Die bemalten Gräber von Paestum
In den 60er Jahren des vorigen Jahrhunderts entdeckte man in der Nähe der antiken Stadt Paestum zahlreiche aus Platten gestaltete Kistengräber aus der griechisch-lukanischen Periode ( 4- bis 3. Jh. v. Chr.), die außerordentlich farbenfroh und ideenreich bemalt sind. Die Gräber von Paestum sind von großer Bedeutung, da sie die Interaktion und den kulturellen Austausch zwischen der griechischen, etruskischen und der einheimischen lukanischen Bevölkerung dokumentieren. Die Malereien bieten zudem Einblicke in die religiösen Vorstellungen, den sozialen Status und das tägliche Leben der damaligen Elite. Heute sind viele dieser bemalten Gräber im Museo Archeologico Nazionale di Paestum ausgestellt.
Die Kastengräber waren, wie die dreieckigen Abschlüsse der Platten an den Querseiten bezeugen, meist mit einer dachartigen Abdeckung versehen.
Da die griechischen Malereien, die den Künstlern von Paestum einst als Vorbilder dienten, heute größtenteils verloren gegangen sind, stellen die hier entdeckten Gräber eine regelrechte Sensation dar. Die auf den Innenseiten der Grabplatten gefundenen Fresken, die durch ihre Lebendigkeit und ihre hohe künstlerische Qualität beeindrucken, zeigen deutliche Verbindungen zur Bildwelt der zeitgleich entstandenen etruskischen Kunst sowie zu den überlieferten Bestattungsritualen der Griechen. (Siehe hierzu: Die Monterozzi-Nekropole in Tarquinia).
Am bekanntesten und auch eindrucksvollsten ist das sog. „Grab des Tauchers“ (Tomba del Tuffatore), eine kleine ausgemalte Grabkammer, die in die Zeit um 480 v. Chr. datiert wird. Abgesehen von den Vasenmalereien sind diese Malereien das einzige Beispiel figürlicher griechischer Malerei aus dem 5. Jh. v. Chr. Es handelt sich um ein schlichtes Kammergrab, das aus großen Steinplatten besteht und mit einer flachen Abdeckung verschlossen ist. Die Innenwände sind mit Freskomalereien geschmückt.
An der Ostwand steht ein nackter Jüngling, der einen Krug in der Hand hält, neben dem großen Krater (Mischgefäß), aus dem er Wein schöpfen sollte.
An den Längswänden des Grabes sind lebhafte Szenen eines Symposions zu sehen, bei dem die Gäste mit Blattkränzen im Haar auf Klinen ruhen, Wein trinken und sich amüsieren.

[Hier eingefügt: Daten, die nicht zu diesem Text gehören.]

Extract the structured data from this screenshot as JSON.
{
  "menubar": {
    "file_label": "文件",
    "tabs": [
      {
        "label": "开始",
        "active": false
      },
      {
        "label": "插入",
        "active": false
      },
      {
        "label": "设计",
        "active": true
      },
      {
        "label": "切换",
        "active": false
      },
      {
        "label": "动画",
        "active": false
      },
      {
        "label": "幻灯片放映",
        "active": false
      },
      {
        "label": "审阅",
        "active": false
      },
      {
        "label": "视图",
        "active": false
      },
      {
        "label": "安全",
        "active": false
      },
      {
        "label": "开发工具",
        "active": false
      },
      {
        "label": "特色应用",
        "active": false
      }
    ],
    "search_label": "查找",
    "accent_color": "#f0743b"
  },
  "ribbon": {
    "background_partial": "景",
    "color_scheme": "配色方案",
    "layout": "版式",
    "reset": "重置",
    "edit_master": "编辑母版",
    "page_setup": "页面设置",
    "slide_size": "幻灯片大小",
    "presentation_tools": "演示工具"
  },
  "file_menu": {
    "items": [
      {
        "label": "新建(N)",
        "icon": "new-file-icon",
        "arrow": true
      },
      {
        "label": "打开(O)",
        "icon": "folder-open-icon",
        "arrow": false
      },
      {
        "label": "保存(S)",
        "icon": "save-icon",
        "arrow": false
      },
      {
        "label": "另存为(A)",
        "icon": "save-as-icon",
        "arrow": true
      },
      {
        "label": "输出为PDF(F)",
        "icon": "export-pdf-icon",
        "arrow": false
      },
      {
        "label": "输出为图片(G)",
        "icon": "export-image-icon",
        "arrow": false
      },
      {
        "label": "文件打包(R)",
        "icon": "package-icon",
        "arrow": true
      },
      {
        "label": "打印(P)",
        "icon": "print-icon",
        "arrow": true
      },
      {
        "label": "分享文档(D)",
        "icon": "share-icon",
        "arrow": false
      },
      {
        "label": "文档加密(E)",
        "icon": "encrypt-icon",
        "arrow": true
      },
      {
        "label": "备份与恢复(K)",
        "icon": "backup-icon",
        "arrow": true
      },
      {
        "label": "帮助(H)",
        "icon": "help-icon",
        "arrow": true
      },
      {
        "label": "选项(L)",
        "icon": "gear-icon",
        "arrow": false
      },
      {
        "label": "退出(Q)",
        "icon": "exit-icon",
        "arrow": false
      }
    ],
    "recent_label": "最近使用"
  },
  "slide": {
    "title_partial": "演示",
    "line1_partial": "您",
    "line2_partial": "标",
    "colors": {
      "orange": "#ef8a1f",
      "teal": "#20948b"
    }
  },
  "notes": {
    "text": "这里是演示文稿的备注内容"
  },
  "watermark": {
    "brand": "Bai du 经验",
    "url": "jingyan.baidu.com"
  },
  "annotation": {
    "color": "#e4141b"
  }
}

Einige Gäste widmen sich dem Geschicklichkeitsspiel Kottabos, während Musiker auf der Lyra und der Doppelflöte spielen. Eine markante Szene an der Nordwand zeigt einen älteren Mann, der einem jüngeren Mann den Kopf umfasst, während dieser ihm entweder die Brust berührt oder ihn abzuwehren versucht. Diese Darstellungen des Symposions stehen symbolisch für das gesellige Leben und den Genuss, der möglicherweise auch auf das Leben nach dem Tod verweist.
An der Westwand verlässt ein Jüngling in Begleitung eines älteren Mannes das Bankett. Vor ihm geht ein Flötenspieler.
Auf der Innenseite der Deckplatte schließlich ist jene Szene zu sehen, die dem Grab seinen Namen gab. Sie zeigt einen nackten Mann, der von einem hohen Turm ins Wasser springt. Diese symbolische Darstellung wird häufig als Metapher für den Übergang vom Leben in den Tod interpretiert, also den Sprung in das Unbekannte oder ins Jenseits. Es gibt aber auch einige Forscher, die diese Szene so interpretieren, dass der Sprung den Eintritt in das Erwachsenenalter symbolisiert. Jedenfalls dürfte, wie der Vergleich mit einem ähnlichen Fresko, das man in Tarquinia (Siehe hierzu: Die Monterozzi-Nekropole in Tarquinia – „Szene des Tauchers“ in der Tomba della Caccia e della Pesca (6. Jh. v. Chr.) fand, belegt, von etruskischen Vorbildern beeinflusst sein.
Die meisten bemalten Gräber von Paestum zeigen Szenen aus dem Alltag, dem Tod und mythologischen Erzählungen. Die vielfältigen Motive umfassen Jagdszenen, Bankette, Kampszenen, Kriegerdarstellungen, Götterabbildungen und religiöse Zeremonien. Die Fresken liefern wertvolle Informationen über die damalige Bewaffnung, Rüstungen, soziale Strukturen und die Verschmelzung griechischer und lukanischer Elemente in Kunst und Kultur.